Looking at the last column of Table III , some readers may conclude that perhaps simply simulating the first 18% (or whatever the fraction may be, according to the compaction ratio) of the vectors in the long vector set, in the order in which they occur, may be enough. This is not correct because the first section of the vector set may be biased for some reason-it may, for instance, have much lower switching activity than the rest of the vector set. The random choice of the blocks from anywhere in the vector set is essential in order to guarantee that the result is representative of all the various modes of operation in the long vector set. Granted, the random sampling does not explore all the vectors, but it does explore enough of them, and in the right way, in order to provide the desired result with the specified accuracy and confidence.
V. CONCLUSION
We have proposed a simulation-based method for estimating the power dissipation of sequential circuits. The method works by sampling blocks of consecutive vectors from a user-supplied (potentially very long) power vector set and simulating them. Because the state of the circuit at the beginning of each block is unknown, we initialize the circuit to an all-X state and simulate it for one block using three-valued logic simulation. The simulator includes delay information, so that it does capture glitching activity.

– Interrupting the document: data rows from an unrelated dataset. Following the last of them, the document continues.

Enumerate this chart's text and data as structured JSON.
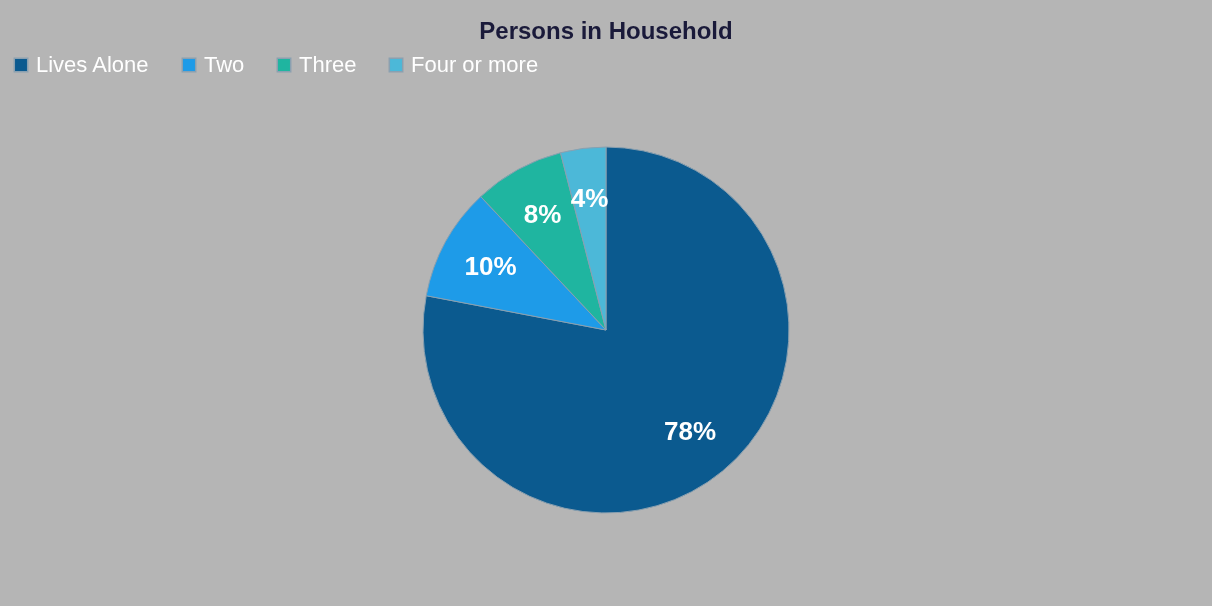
{
  "chart_data": {
    "type": "pie",
    "title": "Persons in Household",
    "categories": [
      "Lives Alone",
      "Two",
      "Three",
      "Four or more"
    ],
    "values": [
      78,
      10,
      8,
      4
    ],
    "colors": [
      "#0b5a8f",
      "#1e9be8",
      "#1fb5a0",
      "#4cb8d8"
    ],
    "value_labels": [
      "78%",
      "10%",
      "8%",
      "4%"
    ],
    "legend": "top"
  }
}
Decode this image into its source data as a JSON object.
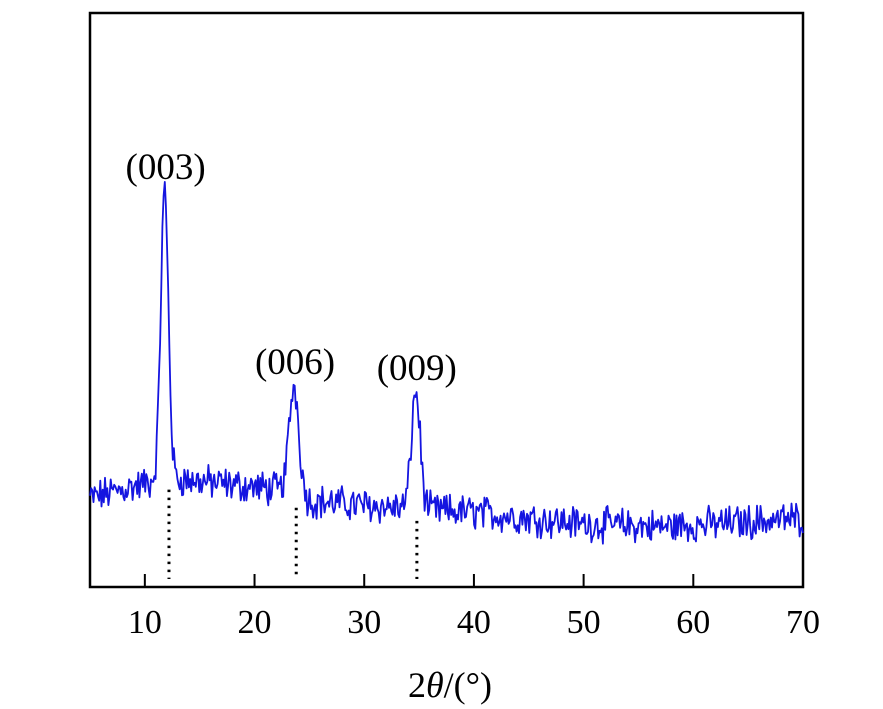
{
  "chart_data": {
    "type": "line",
    "xlabel_prefix": "2",
    "xlabel_symbol": "θ",
    "xlabel_suffix": "/(°)",
    "ylabel": "",
    "xlim": [
      5,
      70
    ],
    "ylim": [
      0,
      100
    ],
    "x_ticks": [
      10,
      20,
      30,
      40,
      50,
      60,
      70
    ],
    "y_ticks_shown": false,
    "grid": false,
    "legend": "none",
    "series": [
      {
        "color": "#1515e0",
        "baseline": [
          [
            5,
            15.5
          ],
          [
            12,
            19
          ],
          [
            22,
            17
          ],
          [
            25,
            15
          ],
          [
            35,
            13.5
          ],
          [
            40,
            13
          ],
          [
            50,
            11
          ],
          [
            57,
            10.5
          ],
          [
            62,
            11
          ],
          [
            70,
            12
          ]
        ]
      }
    ],
    "peaks": [
      {
        "label": "(003)",
        "x": 11.8,
        "y": 69,
        "width": 0.35
      },
      {
        "label": "(006)",
        "x": 23.6,
        "y": 35,
        "width": 0.45
      },
      {
        "label": "(009)",
        "x": 34.7,
        "y": 34,
        "width": 0.4
      }
    ],
    "reference_lines": [
      12.2,
      23.8,
      34.8
    ],
    "reference_line_style": "dotted"
  }
}
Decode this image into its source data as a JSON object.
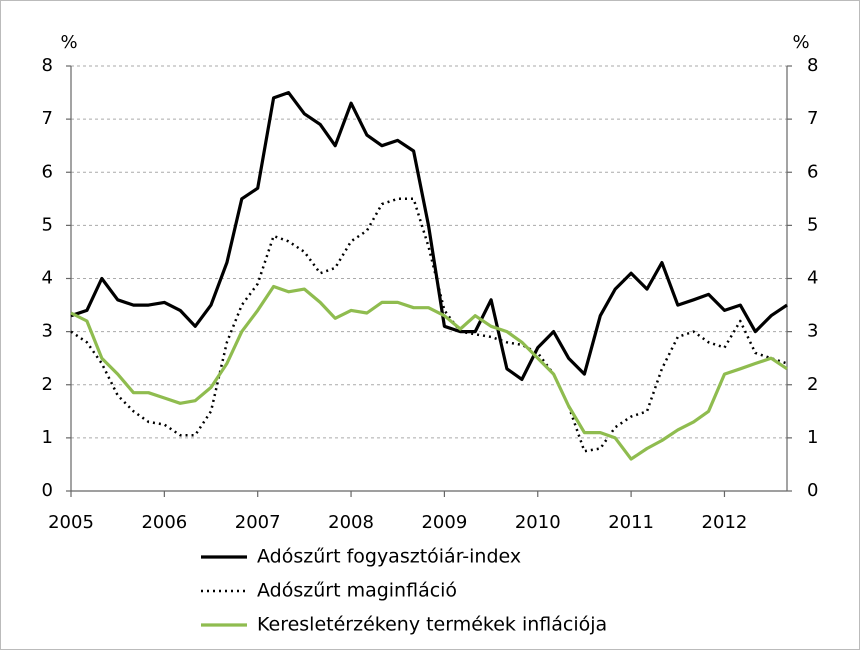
{
  "chart_data": {
    "type": "line",
    "ylabel": "%",
    "y2label": "%",
    "x": [
      2005,
      2005.17,
      2005.33,
      2005.5,
      2005.67,
      2005.83,
      2006,
      2006.17,
      2006.33,
      2006.5,
      2006.67,
      2006.83,
      2007,
      2007.17,
      2007.33,
      2007.5,
      2007.67,
      2007.83,
      2008,
      2008.17,
      2008.33,
      2008.5,
      2008.67,
      2008.83,
      2009,
      2009.17,
      2009.33,
      2009.5,
      2009.67,
      2009.83,
      2010,
      2010.17,
      2010.33,
      2010.5,
      2010.67,
      2010.83,
      2011,
      2011.17,
      2011.33,
      2011.5,
      2011.67,
      2011.83,
      2012,
      2012.17,
      2012.33,
      2012.5,
      2012.67
    ],
    "series": [
      {
        "name": "Adószűrt fogyasztóiár-index",
        "color": "#000000",
        "line_style": "solid",
        "values": [
          3.3,
          3.4,
          4.0,
          3.6,
          3.5,
          3.5,
          3.55,
          3.4,
          3.1,
          3.5,
          4.3,
          5.5,
          5.7,
          7.4,
          7.5,
          7.1,
          6.9,
          6.5,
          7.3,
          6.7,
          6.5,
          6.6,
          6.4,
          5.0,
          3.1,
          3.0,
          3.0,
          3.6,
          2.3,
          2.1,
          2.7,
          3.0,
          2.5,
          2.2,
          3.3,
          3.8,
          4.1,
          3.8,
          4.3,
          3.5,
          3.6,
          3.7,
          3.4,
          3.5,
          3.0,
          3.3,
          3.5
        ]
      },
      {
        "name": "Adószűrt maginfláció",
        "color": "#000000",
        "line_style": "dotted",
        "values": [
          3.0,
          2.8,
          2.4,
          1.8,
          1.5,
          1.3,
          1.25,
          1.05,
          1.05,
          1.5,
          2.8,
          3.5,
          3.9,
          4.8,
          4.7,
          4.5,
          4.1,
          4.2,
          4.7,
          4.9,
          5.4,
          5.5,
          5.5,
          4.6,
          3.4,
          3.0,
          2.95,
          2.9,
          2.8,
          2.75,
          2.6,
          2.2,
          1.6,
          0.75,
          0.8,
          1.2,
          1.4,
          1.5,
          2.3,
          2.9,
          3.0,
          2.8,
          2.7,
          3.2,
          2.6,
          2.5,
          2.4
        ]
      },
      {
        "name": "Keresletérzékeny termékek inflációja",
        "color": "#8fbc4f",
        "line_style": "solid",
        "values": [
          3.35,
          3.2,
          2.5,
          2.2,
          1.85,
          1.85,
          1.75,
          1.65,
          1.7,
          1.95,
          2.4,
          3.0,
          3.4,
          3.85,
          3.75,
          3.8,
          3.55,
          3.25,
          3.4,
          3.35,
          3.55,
          3.55,
          3.45,
          3.45,
          3.3,
          3.05,
          3.3,
          3.1,
          3.0,
          2.8,
          2.5,
          2.2,
          1.6,
          1.1,
          1.1,
          1.0,
          0.6,
          0.8,
          0.95,
          1.15,
          1.3,
          1.5,
          2.2,
          2.3,
          2.4,
          2.5,
          2.3
        ]
      }
    ],
    "xlim": [
      2005,
      2012.67
    ],
    "xticks": [
      2005,
      2006,
      2007,
      2008,
      2009,
      2010,
      2011,
      2012
    ],
    "ylim": [
      0,
      8
    ],
    "yticks": [
      0,
      1,
      2,
      3,
      4,
      5,
      6,
      7,
      8
    ],
    "y2lim": [
      0,
      8
    ],
    "y2ticks": [
      0,
      1,
      2,
      3,
      4,
      5,
      6,
      7,
      8
    ],
    "grid": true,
    "legend": "bottom"
  }
}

The proposed method is very efficient in providing accurate results for logically initializable circuits; that is, circuits whose state becomes known after simulating a few vectors starting from an initial unknown (all-X) state. However, if one finds that, for a given circuit, the circuit state remains unknown, then it would seem that the only fall-back position is to do a full simulation starting from a known initial state.
The major advantage of the method is that the state of the sequential circuit is always guaranteed to be valid-the FSM never goes outside its valid state space. Thus, the estimated power corresponds to realistic typical circuit operation. Another advantage of the method is that only a fraction of the vectors (around 15% for the circuits tested) in the (potentially huge) power vector set needs to be simulated.